Лишь однажды представилась Зое возможность остаться в госпитале, да и то не тыловом, а полевом передвижном. Попала в него после контузии, полученной при форсировании Двины. Потеряла сознание, а когда стала приходить в себя, первое, что услышала, была немецкая речь. Приоткрыв глаза, увидела рядом двух офицеров и не на шутку перепугалась, решив, что попала в плен. Сразу вспомнились не раз виденные картины издевательств над пленными, причем грешили этим не только немцы, но и наши. Вспомнилось, как расстреливают пленных, выстроив в шеренгу вдоль ими же вырытой траншеи... К счастью, подоспели две медсестрички и объяснили: она у своих, а немцы – это «языки», которых перевязать нужно перед отправкой в штаб. К слову, трофейное оружие, подобранное после боя, носили при себе многие на случай, если попадут в плен. Его полагалось сдавать, но на передовой не все предписания четко соблюдались.
Две недели после контузии Зоя не поднималась с койки, а когда смогла встать на ноги, сразу же включилась в работу госпиталя. Врачей не хватало, и начальник ППГ хлопотал, чтобы ее здесь и оставили. В штабе вроде бы пообещали, но когда через месяц документы на выписку были готовы, ей предписали вернуться в родную часть, которая продолжала вести наступление.

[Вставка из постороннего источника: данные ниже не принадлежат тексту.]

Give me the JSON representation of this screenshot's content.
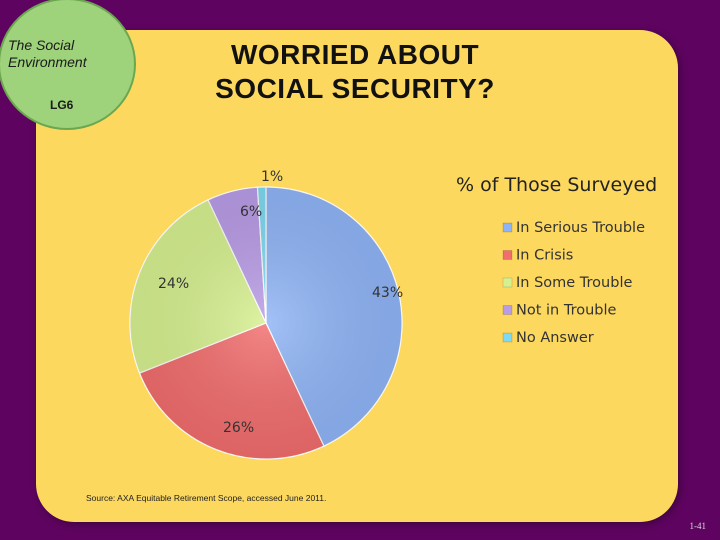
{
  "badge": {
    "title_line1": "The Social",
    "title_line2": "Environment",
    "lg": "LG6"
  },
  "slide_title": {
    "line1": "WORRIED ABOUT",
    "line2": "SOCIAL SECURITY?"
  },
  "source": "Source: AXA Equitable Retirement Scope, accessed June 2011.",
  "page_number": "1-41",
  "colors": {
    "background": "#5e0460",
    "panel": "#fdd85f",
    "badge": "#9ed27b"
  },
  "chart_data": {
    "type": "pie",
    "title": "% of Those Surveyed",
    "series": [
      {
        "name": "In Serious Trouble",
        "value": 43,
        "label": "43%",
        "color": "#8fb4f6"
      },
      {
        "name": "In Crisis",
        "value": 26,
        "label": "26%",
        "color": "#f26d6d"
      },
      {
        "name": "In Some Trouble",
        "value": 24,
        "label": "24%",
        "color": "#d6f08f"
      },
      {
        "name": "Not in Trouble",
        "value": 6,
        "label": "6%",
        "color": "#b99ce6"
      },
      {
        "name": "No Answer",
        "value": 1,
        "label": "1%",
        "color": "#7fd9f0"
      }
    ]
  }
}
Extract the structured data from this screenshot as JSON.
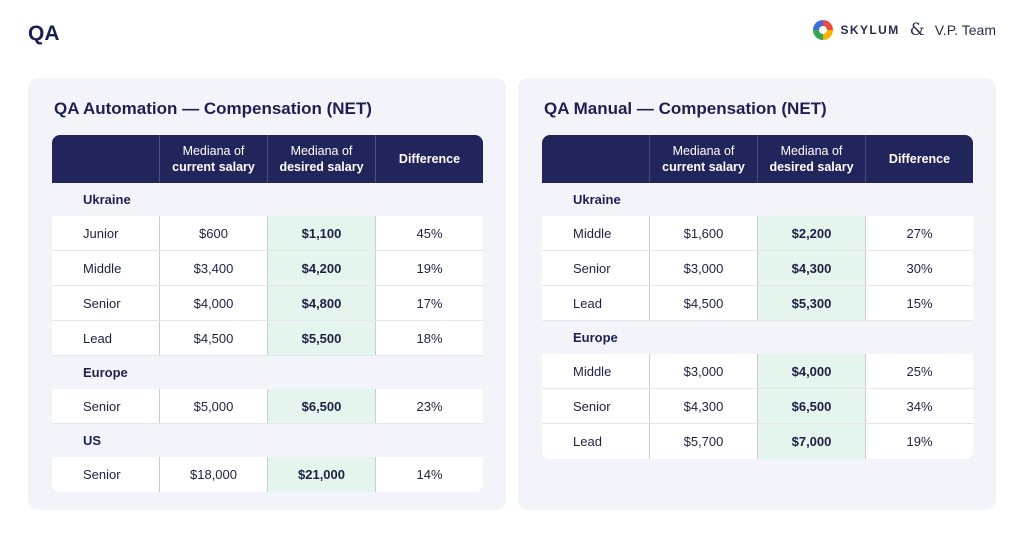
{
  "page_title": "QA",
  "brand": {
    "logo_icon": "skylum-logo-icon",
    "skylum": "SKYLUM",
    "amp": "&",
    "vp": "V.P. Team"
  },
  "columns": {
    "current_l1": "Mediana of",
    "current_l2": "current salary",
    "desired_l1": "Mediana of",
    "desired_l2": "desired salary",
    "difference": "Difference"
  },
  "automation": {
    "title": "QA Automation — Compensation (NET)",
    "sections": [
      {
        "name": "Ukraine",
        "rows": [
          {
            "role": "Junior",
            "current": "$600",
            "desired": "$1,100",
            "diff": "45%"
          },
          {
            "role": "Middle",
            "current": "$3,400",
            "desired": "$4,200",
            "diff": "19%"
          },
          {
            "role": "Senior",
            "current": "$4,000",
            "desired": "$4,800",
            "diff": "17%"
          },
          {
            "role": "Lead",
            "current": "$4,500",
            "desired": "$5,500",
            "diff": "18%"
          }
        ]
      },
      {
        "name": "Europe",
        "rows": [
          {
            "role": "Senior",
            "current": "$5,000",
            "desired": "$6,500",
            "diff": "23%"
          }
        ]
      },
      {
        "name": "US",
        "rows": [
          {
            "role": "Senior",
            "current": "$18,000",
            "desired": "$21,000",
            "diff": "14%"
          }
        ]
      }
    ]
  },
  "manual": {
    "title": "QA Manual — Compensation (NET)",
    "sections": [
      {
        "name": "Ukraine",
        "rows": [
          {
            "role": "Middle",
            "current": "$1,600",
            "desired": "$2,200",
            "diff": "27%"
          },
          {
            "role": "Senior",
            "current": "$3,000",
            "desired": "$4,300",
            "diff": "30%"
          },
          {
            "role": "Lead",
            "current": "$4,500",
            "desired": "$5,300",
            "diff": "15%"
          }
        ]
      },
      {
        "name": "Europe",
        "rows": [
          {
            "role": "Middle",
            "current": "$3,000",
            "desired": "$4,000",
            "diff": "25%"
          },
          {
            "role": "Senior",
            "current": "$4,300",
            "desired": "$6,500",
            "diff": "34%"
          },
          {
            "role": "Lead",
            "current": "$5,700",
            "desired": "$7,000",
            "diff": "19%"
          }
        ]
      }
    ]
  }
}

Весной 45-го, когда до Германии было уже рукой подать, их развернули, погрузили на машины и, ничего не объясняя, повезли в обратном направлении. В дороге и догнала их весть о капитуляции Германии. Но отпраздновать победу тогда так и не удалось. Вместе с радостной вестью прозвучал и приказ никому своих мест не покидать, движение колонны не останавливать. Нашелся один смельчак – прошедший всю войну командир снайпер-ской роты решил добежать до валяющейся чуть в стороне от дороги брошенной немцами повозки. В ней ящики с шоколадом виднелись, хотел достать, чтобы хоть как-то отпраздновать день, которого столько ждали. Через несколько секунд раздался оглушительный взрыв, от парня даже кусочка не удалось подобрать, чтобы похоронить.
А колонна продолжила движение на Восток, впереди была еще одна война – с Японией. Жаркие пески, отравленные колодцы, вьюжные сахалинские зимы... Там Зоя и встретила свою любовь, Василия, там они и поженились, когда закончилась война. Там родился их первенец и отыскались Зоины родные, которые были эвакуированы на Урал. Но это уже другая история.